Decisions justified:

  • BFS uses len(queue) snapshot — explicit comment about why.
  • DFS pushes None-checking on the consumer side (cleaner code; no harm appending None and continuing).
  • All three variants tested for equality on random trees; the stress test is the contract.

15. Beyond the Problem — Production Reality

Where this template shows up:

  • CI/CD pipeline DAG depth — “what’s the critical path of this build?” Same recursion, on a DAG (need memoization).
  • Filesystem directory depthfind . -type d -print walks the tree; computing max depth is the BFS-level version.
  • HTML DOM depth — browser engines bound nested element depth (Chrome caps at ~1000) to prevent stack overflow during render.
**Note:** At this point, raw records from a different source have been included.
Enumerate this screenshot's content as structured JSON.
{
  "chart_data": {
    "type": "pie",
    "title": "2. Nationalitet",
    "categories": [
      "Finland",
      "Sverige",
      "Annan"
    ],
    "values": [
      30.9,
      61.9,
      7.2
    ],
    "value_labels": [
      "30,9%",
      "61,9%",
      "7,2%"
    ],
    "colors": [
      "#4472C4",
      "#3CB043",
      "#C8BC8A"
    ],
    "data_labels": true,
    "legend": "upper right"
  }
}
They use iterative BFS internally.
  • Compiler AST depth checks — many compilers reject programs with AST nesting > N to prevent stack overflow during semantic analysis.
  • Game tree analysis — minimax depth bounds; iterative-deepening DFS uses bounded depth as the search horizon.

Production caveats:

  • Skewed trees from sorted input: building a BST from sorted data creates a depth-N tree. Always rebalance (AVL, red-black) or use sorted-array-to-BST construction.
  • Recursion limits: Python defaults to 1000, JVM ~5000-10000 depending on stack size, Go grows the stack as needed, Rust crashes hard. Always iterative for user-supplied tree depth.
  • Concurrent depth queries: if many threads measure depth on the same tree, iterative is cache-friendlier (single contiguous deque) than recursive (scattered stack frames).

Principal-engineer code review comment: “Recursive max-depth is fine for our config tree (max depth 5). NOT fine for our user-uploaded XML/JSON parser — we’ve seen 100k-deep adversarial inputs designed to cause stack overflow (a known DoS vector; CVE-2022-XXXX in libxml). All user-data tree walks are iterative. Bonus: when measuring max depth on potentially adversarial input, add an early-exit cap (if depth > MAX_ALLOWED: raise) to fail fast on attack inputs rather than walking the entire tree first.”